Participants saw the Dynamic system as a guide in interacting with AI by providing helpful, and relevant, options. For example, one participant saw the generated options as a form of debugging the AI's response since it "gives you some ideas around if you change [the response] in this way then you might get better answers."
"[Promptly is] giving me more of a prompt learning experience, and I'm getting out of [the AI] what I want. And actually, it's a better response." (P11)
From our analysis of participants' reflections, we derive four implications for improving the design of Dynamic PRC systems:
Dynamic PRC was found to be more mentally demanding to use over Static PRC. This might have been due to the amount of novel prompt refinements generated that the user had to attend to and understand with each prompt. One potential UX-pattern to address this is progressive disclosure, where Dynamic PRC initially only offers a few critical meta-refinements and allows the user to request that the Dynamic PRC system generates more when interested or required.
While the current implementation of Dynamic PRC uses the user's prompt and currently selected options to generate options, participants wanted the system to leverage their past AI usage and other context or tool usage to inform the generation, and selection, of Dynamic PRC and provide greater context to the AI.
Dynamic PRC systems might also generate richer PRC modalities, like interactive maps to reveal and collect geographic needs or visual representations of options to provide the user inspiration for what kind of context the AI is looking for.

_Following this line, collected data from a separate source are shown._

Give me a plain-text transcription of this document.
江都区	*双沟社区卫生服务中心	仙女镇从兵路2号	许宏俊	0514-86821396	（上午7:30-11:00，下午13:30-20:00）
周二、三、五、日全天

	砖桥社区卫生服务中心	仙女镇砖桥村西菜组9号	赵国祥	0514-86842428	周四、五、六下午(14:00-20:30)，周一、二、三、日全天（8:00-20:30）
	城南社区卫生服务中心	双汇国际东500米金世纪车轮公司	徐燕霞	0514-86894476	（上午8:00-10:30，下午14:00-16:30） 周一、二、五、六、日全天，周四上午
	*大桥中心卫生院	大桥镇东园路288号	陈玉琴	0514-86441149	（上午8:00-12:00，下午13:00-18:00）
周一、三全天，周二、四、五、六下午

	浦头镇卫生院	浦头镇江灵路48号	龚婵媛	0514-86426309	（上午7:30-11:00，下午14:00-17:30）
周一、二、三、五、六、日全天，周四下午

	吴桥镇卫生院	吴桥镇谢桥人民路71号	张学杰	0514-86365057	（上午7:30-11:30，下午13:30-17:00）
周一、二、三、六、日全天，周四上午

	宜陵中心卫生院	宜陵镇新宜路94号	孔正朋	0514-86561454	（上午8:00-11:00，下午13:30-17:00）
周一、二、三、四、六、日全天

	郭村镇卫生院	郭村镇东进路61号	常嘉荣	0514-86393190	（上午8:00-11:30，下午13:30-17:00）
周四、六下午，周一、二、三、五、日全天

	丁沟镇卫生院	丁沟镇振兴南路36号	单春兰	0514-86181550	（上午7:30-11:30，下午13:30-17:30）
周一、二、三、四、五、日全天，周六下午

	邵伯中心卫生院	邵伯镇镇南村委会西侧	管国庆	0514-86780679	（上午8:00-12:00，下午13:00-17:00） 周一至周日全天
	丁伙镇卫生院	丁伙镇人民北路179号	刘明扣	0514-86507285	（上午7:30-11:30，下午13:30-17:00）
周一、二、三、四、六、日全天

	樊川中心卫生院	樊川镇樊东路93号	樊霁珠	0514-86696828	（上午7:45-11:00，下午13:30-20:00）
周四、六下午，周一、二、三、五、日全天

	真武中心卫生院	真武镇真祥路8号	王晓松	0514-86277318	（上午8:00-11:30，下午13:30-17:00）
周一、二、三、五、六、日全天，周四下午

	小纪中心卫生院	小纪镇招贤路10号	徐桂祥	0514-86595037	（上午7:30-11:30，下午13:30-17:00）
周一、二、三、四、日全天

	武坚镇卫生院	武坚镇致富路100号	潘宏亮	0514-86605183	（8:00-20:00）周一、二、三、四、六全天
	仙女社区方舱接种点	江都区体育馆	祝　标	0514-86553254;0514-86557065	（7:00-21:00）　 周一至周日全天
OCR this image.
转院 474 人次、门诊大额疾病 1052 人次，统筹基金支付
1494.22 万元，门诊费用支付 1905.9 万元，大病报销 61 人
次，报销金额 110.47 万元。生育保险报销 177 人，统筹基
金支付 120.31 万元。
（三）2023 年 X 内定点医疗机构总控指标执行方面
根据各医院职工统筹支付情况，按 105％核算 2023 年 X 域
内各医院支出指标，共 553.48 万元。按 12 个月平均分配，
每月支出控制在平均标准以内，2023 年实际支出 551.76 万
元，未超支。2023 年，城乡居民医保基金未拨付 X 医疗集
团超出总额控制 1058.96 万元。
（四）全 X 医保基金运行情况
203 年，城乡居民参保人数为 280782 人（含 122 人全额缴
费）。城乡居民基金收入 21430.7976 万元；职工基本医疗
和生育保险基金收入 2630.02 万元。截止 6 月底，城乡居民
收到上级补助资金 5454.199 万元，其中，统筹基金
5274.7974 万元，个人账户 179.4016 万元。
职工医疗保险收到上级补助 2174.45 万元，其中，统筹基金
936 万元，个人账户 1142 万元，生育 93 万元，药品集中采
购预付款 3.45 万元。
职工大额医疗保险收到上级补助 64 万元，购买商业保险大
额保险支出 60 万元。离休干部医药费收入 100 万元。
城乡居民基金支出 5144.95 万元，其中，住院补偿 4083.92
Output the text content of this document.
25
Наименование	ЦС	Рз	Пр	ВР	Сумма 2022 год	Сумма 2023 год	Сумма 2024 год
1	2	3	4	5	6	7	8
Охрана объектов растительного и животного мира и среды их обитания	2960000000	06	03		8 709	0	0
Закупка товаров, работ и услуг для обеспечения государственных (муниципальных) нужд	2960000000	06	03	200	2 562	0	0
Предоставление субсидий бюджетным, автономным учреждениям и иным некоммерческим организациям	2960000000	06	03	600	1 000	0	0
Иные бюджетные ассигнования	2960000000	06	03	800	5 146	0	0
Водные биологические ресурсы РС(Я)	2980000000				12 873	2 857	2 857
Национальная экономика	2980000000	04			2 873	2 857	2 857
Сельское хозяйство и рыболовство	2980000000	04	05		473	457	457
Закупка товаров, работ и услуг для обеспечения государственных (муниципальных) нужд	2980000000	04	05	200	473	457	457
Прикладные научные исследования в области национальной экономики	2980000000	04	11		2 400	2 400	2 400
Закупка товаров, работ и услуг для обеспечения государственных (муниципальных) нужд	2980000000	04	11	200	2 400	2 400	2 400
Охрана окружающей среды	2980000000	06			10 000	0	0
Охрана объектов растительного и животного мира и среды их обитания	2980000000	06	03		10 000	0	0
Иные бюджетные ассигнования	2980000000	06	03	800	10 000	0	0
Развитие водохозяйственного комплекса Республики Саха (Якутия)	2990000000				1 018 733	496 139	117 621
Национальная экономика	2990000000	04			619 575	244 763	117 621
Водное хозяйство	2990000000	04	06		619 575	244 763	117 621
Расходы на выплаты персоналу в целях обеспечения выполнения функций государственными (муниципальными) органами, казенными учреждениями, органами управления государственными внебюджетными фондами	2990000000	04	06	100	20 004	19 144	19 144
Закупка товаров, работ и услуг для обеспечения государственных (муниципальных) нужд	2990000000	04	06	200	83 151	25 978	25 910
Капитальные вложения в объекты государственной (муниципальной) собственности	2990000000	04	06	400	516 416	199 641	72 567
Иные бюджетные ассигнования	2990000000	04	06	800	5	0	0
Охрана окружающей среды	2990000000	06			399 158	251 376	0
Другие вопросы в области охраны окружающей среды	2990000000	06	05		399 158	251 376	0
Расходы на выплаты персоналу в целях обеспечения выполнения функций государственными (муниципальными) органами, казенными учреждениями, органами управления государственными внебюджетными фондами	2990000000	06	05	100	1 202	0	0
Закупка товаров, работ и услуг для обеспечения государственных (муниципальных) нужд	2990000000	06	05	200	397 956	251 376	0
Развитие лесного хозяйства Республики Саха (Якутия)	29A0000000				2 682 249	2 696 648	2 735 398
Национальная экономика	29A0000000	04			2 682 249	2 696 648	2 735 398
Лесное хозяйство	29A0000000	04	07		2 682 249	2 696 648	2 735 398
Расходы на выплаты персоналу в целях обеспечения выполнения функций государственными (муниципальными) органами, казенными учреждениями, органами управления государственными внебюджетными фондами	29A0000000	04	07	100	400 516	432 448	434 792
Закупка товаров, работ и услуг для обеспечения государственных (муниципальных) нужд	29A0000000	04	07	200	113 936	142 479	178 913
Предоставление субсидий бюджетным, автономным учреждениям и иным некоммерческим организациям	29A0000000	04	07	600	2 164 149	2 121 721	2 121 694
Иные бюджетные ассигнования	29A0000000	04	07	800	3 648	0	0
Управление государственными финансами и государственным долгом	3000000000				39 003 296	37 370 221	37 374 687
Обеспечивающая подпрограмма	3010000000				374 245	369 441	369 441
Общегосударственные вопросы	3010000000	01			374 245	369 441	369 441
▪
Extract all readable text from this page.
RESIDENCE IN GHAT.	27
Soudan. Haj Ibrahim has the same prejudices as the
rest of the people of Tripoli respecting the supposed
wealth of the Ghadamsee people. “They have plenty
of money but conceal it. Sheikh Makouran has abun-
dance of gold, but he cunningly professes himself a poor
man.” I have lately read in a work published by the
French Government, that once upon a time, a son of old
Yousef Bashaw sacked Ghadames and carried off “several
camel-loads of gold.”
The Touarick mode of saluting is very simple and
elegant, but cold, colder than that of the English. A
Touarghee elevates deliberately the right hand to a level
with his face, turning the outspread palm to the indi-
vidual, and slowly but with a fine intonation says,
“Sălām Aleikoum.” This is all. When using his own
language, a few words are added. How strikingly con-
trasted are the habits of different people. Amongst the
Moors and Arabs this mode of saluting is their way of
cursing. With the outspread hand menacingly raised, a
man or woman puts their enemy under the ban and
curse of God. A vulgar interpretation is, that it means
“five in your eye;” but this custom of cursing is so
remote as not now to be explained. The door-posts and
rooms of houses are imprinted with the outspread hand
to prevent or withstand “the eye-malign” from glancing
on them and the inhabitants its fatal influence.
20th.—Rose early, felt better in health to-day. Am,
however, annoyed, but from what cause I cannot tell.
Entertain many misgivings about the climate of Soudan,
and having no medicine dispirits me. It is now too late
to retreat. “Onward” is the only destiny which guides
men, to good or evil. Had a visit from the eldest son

Though participants believed the control afforded by Dynamic PRC was useful and made them more effective, they felt that more control over the application of options could help address the barriers that remain. Participants noted a need for greater transparency on how the AI interprets the options selected and prompt given to the AI.
While it was uncommon for participants to want to modify the generated Dynamic PRC options during the study, some felt the need to directly update options. The Dynamic PRC system can be improved to allow users to update parts of the UI to send these modifications to the Option Module as user intent, supporting a form of response-by-example similar to programming-by-example interfaces.